Performing analysis for each feature after cleaning the data helps us deciding on which feature is more important and can be a deciding factor in a startup’s success or failure. From which I found that funding amount, funding rounds, locations, startup category have impact on a startup’s success or failure and performed in-depth analysis on them.
As per my needs I wanted to know how and what factors impact a startup and decided on some of them from the dataset. But, if someone wanted to predict a startup’s failure or success, their requirements might differ from me.
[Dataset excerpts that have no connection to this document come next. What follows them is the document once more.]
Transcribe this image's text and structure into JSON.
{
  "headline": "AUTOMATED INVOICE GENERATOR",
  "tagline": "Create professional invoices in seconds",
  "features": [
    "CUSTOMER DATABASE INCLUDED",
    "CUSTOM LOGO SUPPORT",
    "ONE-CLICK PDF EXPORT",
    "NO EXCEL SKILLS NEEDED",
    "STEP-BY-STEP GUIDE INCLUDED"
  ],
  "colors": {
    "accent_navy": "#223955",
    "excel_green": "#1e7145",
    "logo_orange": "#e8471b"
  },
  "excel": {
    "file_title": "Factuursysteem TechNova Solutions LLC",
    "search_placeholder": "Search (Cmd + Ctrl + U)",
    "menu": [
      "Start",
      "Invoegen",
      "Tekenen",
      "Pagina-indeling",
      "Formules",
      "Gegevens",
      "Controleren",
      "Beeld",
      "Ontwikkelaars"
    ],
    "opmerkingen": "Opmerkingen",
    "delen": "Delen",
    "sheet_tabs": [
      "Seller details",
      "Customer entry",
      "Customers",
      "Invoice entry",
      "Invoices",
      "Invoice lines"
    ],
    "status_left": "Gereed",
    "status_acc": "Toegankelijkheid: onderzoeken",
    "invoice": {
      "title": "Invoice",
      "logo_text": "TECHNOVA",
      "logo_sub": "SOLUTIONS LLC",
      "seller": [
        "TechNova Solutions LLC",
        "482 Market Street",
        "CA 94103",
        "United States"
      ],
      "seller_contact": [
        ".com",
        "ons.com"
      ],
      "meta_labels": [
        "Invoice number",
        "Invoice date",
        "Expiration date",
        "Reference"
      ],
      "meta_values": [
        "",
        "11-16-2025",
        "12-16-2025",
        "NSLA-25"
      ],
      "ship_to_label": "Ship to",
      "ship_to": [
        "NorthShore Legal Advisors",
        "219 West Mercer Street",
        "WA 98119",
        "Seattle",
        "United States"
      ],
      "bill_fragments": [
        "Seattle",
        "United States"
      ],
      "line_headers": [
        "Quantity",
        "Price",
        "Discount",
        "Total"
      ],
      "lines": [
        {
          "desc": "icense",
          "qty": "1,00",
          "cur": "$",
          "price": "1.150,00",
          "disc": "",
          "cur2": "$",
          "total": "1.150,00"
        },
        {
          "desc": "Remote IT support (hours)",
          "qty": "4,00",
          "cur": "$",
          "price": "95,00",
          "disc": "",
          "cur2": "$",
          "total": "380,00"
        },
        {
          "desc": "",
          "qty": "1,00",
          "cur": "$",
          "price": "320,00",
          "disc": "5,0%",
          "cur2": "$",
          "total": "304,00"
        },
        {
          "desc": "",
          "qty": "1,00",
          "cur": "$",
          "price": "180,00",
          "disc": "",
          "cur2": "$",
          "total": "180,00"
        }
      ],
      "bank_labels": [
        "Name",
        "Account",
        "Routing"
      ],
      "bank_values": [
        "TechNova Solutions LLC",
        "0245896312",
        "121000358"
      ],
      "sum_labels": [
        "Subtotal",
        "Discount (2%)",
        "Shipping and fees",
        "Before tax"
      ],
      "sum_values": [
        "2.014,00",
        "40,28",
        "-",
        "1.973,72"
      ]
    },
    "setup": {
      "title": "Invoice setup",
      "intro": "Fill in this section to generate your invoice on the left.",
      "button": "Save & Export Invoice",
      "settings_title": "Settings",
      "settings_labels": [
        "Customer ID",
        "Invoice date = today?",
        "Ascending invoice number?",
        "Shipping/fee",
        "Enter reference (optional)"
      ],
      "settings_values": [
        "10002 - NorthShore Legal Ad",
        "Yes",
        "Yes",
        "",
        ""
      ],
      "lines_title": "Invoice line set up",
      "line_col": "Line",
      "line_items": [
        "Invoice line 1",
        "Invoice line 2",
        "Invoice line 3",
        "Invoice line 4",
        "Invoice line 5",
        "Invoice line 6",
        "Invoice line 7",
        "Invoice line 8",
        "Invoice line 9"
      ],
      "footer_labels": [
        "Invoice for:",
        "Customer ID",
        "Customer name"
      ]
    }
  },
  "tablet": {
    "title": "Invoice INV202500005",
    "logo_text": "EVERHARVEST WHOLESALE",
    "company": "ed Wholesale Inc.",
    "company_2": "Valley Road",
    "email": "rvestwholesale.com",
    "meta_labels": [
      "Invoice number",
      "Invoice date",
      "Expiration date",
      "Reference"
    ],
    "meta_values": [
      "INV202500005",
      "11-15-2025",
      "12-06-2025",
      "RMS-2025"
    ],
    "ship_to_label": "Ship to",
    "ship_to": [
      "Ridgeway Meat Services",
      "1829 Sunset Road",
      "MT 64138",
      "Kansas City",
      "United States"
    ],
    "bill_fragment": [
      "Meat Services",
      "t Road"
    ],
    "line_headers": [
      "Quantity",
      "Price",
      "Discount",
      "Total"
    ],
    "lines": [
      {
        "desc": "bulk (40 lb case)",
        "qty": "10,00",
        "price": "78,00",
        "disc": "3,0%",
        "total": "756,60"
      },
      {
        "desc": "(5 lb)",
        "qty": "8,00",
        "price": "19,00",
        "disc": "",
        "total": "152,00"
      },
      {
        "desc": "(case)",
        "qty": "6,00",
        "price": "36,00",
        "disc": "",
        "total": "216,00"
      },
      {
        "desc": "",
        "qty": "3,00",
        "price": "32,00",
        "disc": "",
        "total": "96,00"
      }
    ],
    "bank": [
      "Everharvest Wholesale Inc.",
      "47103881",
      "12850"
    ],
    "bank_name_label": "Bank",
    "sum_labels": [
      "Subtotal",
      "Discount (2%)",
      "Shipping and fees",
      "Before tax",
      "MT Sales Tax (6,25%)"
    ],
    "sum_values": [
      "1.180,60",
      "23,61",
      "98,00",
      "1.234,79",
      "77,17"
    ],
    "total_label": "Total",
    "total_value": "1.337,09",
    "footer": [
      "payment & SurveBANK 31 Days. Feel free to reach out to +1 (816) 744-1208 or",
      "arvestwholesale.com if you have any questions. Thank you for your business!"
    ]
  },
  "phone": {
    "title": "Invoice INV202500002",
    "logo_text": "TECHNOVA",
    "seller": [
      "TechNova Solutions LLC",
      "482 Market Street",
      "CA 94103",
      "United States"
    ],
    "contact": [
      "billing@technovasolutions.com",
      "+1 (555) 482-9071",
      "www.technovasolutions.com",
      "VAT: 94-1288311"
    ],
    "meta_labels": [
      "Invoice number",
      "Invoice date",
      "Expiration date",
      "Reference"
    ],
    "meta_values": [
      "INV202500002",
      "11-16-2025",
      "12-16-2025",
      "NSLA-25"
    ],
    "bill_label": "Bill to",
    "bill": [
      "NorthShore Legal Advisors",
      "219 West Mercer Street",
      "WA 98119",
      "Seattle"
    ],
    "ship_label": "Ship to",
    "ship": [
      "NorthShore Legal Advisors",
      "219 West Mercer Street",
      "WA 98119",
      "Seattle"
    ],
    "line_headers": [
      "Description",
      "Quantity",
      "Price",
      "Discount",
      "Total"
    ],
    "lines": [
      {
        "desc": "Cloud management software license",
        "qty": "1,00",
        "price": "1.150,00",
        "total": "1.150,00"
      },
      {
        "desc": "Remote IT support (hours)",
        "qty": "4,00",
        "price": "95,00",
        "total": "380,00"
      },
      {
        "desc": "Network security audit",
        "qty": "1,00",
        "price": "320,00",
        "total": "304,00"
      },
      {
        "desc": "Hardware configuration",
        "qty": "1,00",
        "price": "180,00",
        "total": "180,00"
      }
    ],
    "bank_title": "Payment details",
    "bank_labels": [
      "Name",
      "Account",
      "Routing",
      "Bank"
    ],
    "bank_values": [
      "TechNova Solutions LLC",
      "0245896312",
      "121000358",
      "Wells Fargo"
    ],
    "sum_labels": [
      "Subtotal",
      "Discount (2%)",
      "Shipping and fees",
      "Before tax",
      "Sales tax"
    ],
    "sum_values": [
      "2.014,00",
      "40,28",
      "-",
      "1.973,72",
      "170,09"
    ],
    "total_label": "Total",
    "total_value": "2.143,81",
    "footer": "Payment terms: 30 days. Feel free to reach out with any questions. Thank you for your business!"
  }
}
Upon cleaning the data, I wanted to plot the startups on world map. For that I should be able to convert the locations (names) into coordinated that can be mapped on world map. For this task I took the help of foursquare api and made some calls to get the locations of all the startups in the dataset. Folium is the library I used to plot the locations on world map.
As there are more than 30k rows in the dataset, I used joblib to store the coordinate values in variables for future use to avoid repeating the api calls as it takes a lot of time. For those who don’t know what joblib is in short a package that can be used to serialize any python variable so that it can reconstruct it’s structure in future and use it as a normal variable.
Conclusion
In my study I found that for almost each year except one, San Francisco has the most number of registrations for startup. It can be said that San Francisco is a startup hub.
Software is the top most category with highest and increasing number of startups being registered under it.
The most important thing is If a company gets more number of funding rounds it has more chances to be successful or getting acquired.